You could techncally have a set with n vectors mapping onto a set with m vectors, but there wouldn' be a lot that could be done with vector arithmetic, or matrix arithmetic.

(1 vote)
• Ok Sal, fair enough, but what if you find preimages recurseively adinfinitum....
T(T^-1(T(T^-1.........
You are finding infinite subsets that may or may not be smaller than the originals?
I'm trying to think of this functionally where f( f^-1(x) ) would not necessarily be x, but some subset of x?

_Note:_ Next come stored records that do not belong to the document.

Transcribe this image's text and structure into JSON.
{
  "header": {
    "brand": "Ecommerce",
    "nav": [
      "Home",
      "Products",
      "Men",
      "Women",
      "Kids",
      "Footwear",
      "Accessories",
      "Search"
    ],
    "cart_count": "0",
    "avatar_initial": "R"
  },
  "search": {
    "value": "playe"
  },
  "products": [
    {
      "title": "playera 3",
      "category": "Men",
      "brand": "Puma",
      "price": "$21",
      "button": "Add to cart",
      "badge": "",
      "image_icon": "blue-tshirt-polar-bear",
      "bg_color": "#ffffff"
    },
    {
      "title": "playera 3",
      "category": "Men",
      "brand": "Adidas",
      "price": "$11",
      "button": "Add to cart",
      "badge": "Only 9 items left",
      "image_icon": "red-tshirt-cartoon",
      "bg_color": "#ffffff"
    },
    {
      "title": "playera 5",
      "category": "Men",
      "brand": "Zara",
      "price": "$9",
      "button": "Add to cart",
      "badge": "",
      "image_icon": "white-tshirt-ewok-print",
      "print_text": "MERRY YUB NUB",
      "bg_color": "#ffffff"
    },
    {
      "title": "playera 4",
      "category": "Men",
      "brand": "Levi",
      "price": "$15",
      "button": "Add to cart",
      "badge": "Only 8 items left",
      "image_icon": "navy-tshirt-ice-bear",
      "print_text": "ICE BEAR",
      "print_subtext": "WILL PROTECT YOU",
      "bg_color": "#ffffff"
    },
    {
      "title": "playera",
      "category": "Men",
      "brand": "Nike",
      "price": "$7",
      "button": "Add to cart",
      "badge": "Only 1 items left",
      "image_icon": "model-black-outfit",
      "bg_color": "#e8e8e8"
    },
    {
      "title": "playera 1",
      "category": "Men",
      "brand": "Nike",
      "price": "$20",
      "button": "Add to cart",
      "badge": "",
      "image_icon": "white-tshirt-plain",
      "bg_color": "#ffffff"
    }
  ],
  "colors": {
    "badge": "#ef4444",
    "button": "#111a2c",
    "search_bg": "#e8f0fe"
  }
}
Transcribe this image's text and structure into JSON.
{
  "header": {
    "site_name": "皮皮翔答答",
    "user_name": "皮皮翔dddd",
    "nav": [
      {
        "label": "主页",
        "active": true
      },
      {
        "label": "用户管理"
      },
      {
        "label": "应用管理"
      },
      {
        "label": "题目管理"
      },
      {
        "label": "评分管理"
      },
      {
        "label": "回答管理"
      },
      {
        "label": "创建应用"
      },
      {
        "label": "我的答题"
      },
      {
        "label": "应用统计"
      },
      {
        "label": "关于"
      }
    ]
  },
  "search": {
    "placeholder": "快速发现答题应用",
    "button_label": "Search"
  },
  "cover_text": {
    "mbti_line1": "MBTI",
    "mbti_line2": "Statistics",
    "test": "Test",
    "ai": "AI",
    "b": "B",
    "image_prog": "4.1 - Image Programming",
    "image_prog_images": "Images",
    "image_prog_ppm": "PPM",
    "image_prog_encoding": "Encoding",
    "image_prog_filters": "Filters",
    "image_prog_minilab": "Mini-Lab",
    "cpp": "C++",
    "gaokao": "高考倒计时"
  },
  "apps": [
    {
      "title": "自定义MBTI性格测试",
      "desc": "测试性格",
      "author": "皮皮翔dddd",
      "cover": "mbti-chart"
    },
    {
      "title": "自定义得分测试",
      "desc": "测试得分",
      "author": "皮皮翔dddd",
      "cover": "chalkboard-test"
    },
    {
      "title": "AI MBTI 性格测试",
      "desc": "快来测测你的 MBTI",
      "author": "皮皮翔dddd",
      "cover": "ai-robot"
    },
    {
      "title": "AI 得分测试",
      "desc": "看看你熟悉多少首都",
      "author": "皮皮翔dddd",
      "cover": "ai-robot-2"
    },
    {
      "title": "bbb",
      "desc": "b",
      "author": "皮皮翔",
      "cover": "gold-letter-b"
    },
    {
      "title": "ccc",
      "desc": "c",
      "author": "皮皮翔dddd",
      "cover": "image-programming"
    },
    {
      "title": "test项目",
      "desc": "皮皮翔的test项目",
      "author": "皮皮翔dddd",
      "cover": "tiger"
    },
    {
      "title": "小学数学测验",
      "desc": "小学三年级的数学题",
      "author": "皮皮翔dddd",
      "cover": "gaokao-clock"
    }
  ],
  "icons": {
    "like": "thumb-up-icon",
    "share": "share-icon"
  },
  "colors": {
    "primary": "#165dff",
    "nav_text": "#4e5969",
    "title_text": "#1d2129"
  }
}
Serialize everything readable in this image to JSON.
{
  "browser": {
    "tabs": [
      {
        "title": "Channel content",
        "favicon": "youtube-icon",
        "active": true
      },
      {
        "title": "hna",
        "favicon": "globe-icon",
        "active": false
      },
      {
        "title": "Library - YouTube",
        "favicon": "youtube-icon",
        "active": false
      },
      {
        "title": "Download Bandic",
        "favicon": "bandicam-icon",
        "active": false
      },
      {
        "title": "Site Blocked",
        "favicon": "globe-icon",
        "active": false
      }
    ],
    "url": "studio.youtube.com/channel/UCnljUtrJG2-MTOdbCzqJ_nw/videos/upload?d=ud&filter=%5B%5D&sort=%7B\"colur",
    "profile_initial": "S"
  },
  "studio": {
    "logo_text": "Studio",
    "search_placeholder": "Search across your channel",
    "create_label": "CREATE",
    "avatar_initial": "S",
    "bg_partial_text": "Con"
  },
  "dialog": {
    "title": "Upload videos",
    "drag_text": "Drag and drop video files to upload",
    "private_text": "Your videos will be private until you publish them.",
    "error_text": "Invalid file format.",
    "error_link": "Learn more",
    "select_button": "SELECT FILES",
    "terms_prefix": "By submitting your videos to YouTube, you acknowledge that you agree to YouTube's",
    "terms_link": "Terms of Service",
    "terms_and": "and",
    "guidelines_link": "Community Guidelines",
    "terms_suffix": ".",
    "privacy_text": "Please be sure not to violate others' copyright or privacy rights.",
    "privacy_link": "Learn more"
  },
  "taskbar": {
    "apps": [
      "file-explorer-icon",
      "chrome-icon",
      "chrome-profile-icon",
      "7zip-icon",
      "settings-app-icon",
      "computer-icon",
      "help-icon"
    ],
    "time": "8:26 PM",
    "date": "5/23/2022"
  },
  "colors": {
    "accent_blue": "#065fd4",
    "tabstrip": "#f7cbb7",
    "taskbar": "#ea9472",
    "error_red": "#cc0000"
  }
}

• The problem of what is the co-domain and what is the range of the function comes up again. If T maps to some sub-set of S where S is itself a sub-set of the co-domain, the function defines only this sub-set of S. So how do we define S and the co-domain. They appear to be entirely arbitrary.Any set is a sub-set of the universal set, therefore we can choose anything we like to be the co-domain.
(1 vote)
• Yes. However, in general you won't be working out what the co-domain is. You get a function, and the definition tells you what the co-domain is.. Your logic is right though, and if you were creating a function you might have to work out what you wanted the function to have as a co-domain in order for it to make the most sense in context.. maybe choosing something too far removed from the problem will confuse people you try to describe your function to.